Publicado em 16/10/2012 às 23h37
Paraguai paraguaio ou Uruguai paraguaio?
O “cavalo paraguaio”.
Por favor, fique bem claro, nenhum desrespeito ao vizinho do Oeste, nem ao vizinho do Sul.
Eu apenas recorro a uma clássica brincadeira que, diz a lenda, foi adaptada, do turfe ao futebol, na década de 50, pelo satírico jornalista e comentarista esportivo João Saldanha (1917-1990).
Saldanha se referia a um episódio dos anos 20, quando alguém trouxe ao Brasil, do Paraguai, corcéis que, em seus páreos no Rio, logo disparavam à frente e daí, sem fôlego, terminavam na rabeira.
No futebol, Saldanha ironizava clubes que, num campeonato, saíam com bastante folga mas não conseguiam manter o seu ritmo até o final.
A expressão ironizava. E ainda ironiza.
Caso da seleção do Paraguai, sempre incluída entre as melhores da América do Sul e, presentemente, na última colocação da tabela das eliminatórias do continente para a Copa do Mundo de 2014, no Brasil.
E caso, também, da seleção do Uruguai, que levantou brilhantemente a Copa América de 2011, na Argentina, depois de bater exatamente o Paraguai, na decisão, 3 X 0.
Na nona rodada das atuais eliminatórias, a Celeste desabou grotescamente em La Paz, Bolívia humilhantes 4 X 1.
Um tropeço que, ao menos momentaneamente, tira o Uruguai do grupo de quatro nações que se classificarão à Copa sem a necessidade de uma perigosa repescagem.
Quanto ao Paraguai, dentro de sua casa, mal suplantou o frágil time do Peru, 1 X 0. E permanece na triste lanterna.

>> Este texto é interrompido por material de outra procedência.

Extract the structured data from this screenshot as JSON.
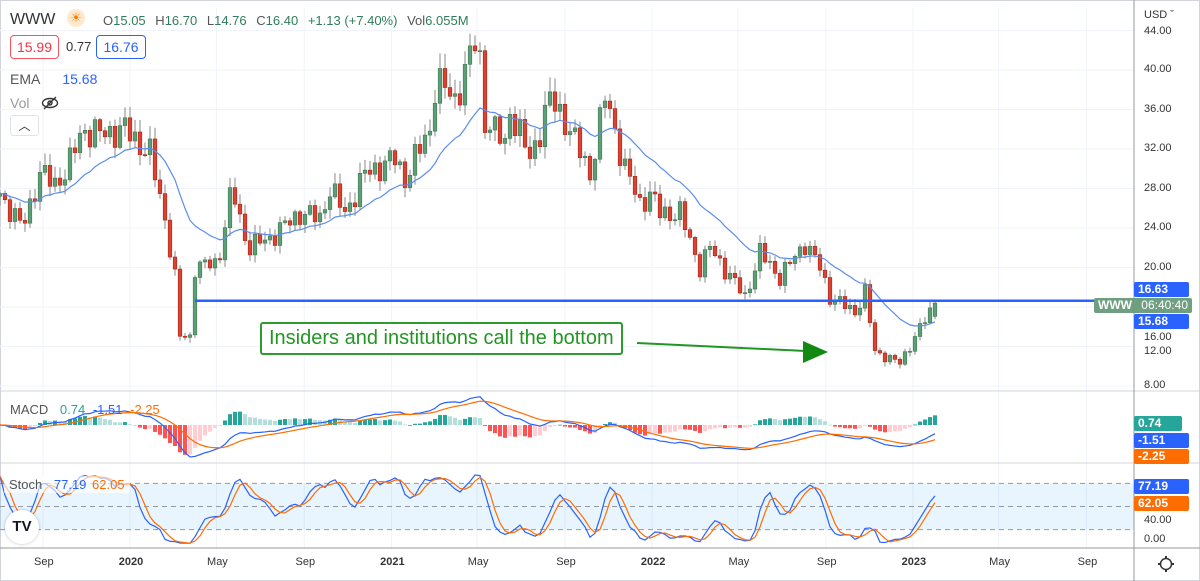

Adversários tenazes do Brasil e da Argentina no continente, o Uruguai e o Paraguai correm o sério risco de ficar fora da primeira Copa, dentro da sua região, em meio século.
O Brasil hospedeiro, sem a necessidade de disputar as eliminatórias, perambula em busca de pelejas caça-níqueis.
E a Argentina, infinitamente superior, lidera com folga a competição.
Em visita ao Chile, ignorou o anfitrião e registrou 2 X 1. O gol do Chile apenas aconteceu nos acréscimos da etapa derradeira.
Por enquanto, Colômbia, Equador e Venezuela batalham pelas outras três vagas.
Não, nenhum reparo, do ponto de vista esportivo.
Mas, com certeza, uma Copa do Mundo, cá no Brasil, sem o Uruguai e sem o Paraguai, não exibirá o mesmo fulgor, a mesma emoção.
Claro, problema do Uruguai e do Paraguai, que tinham de se preparar de maneira mais conveniente.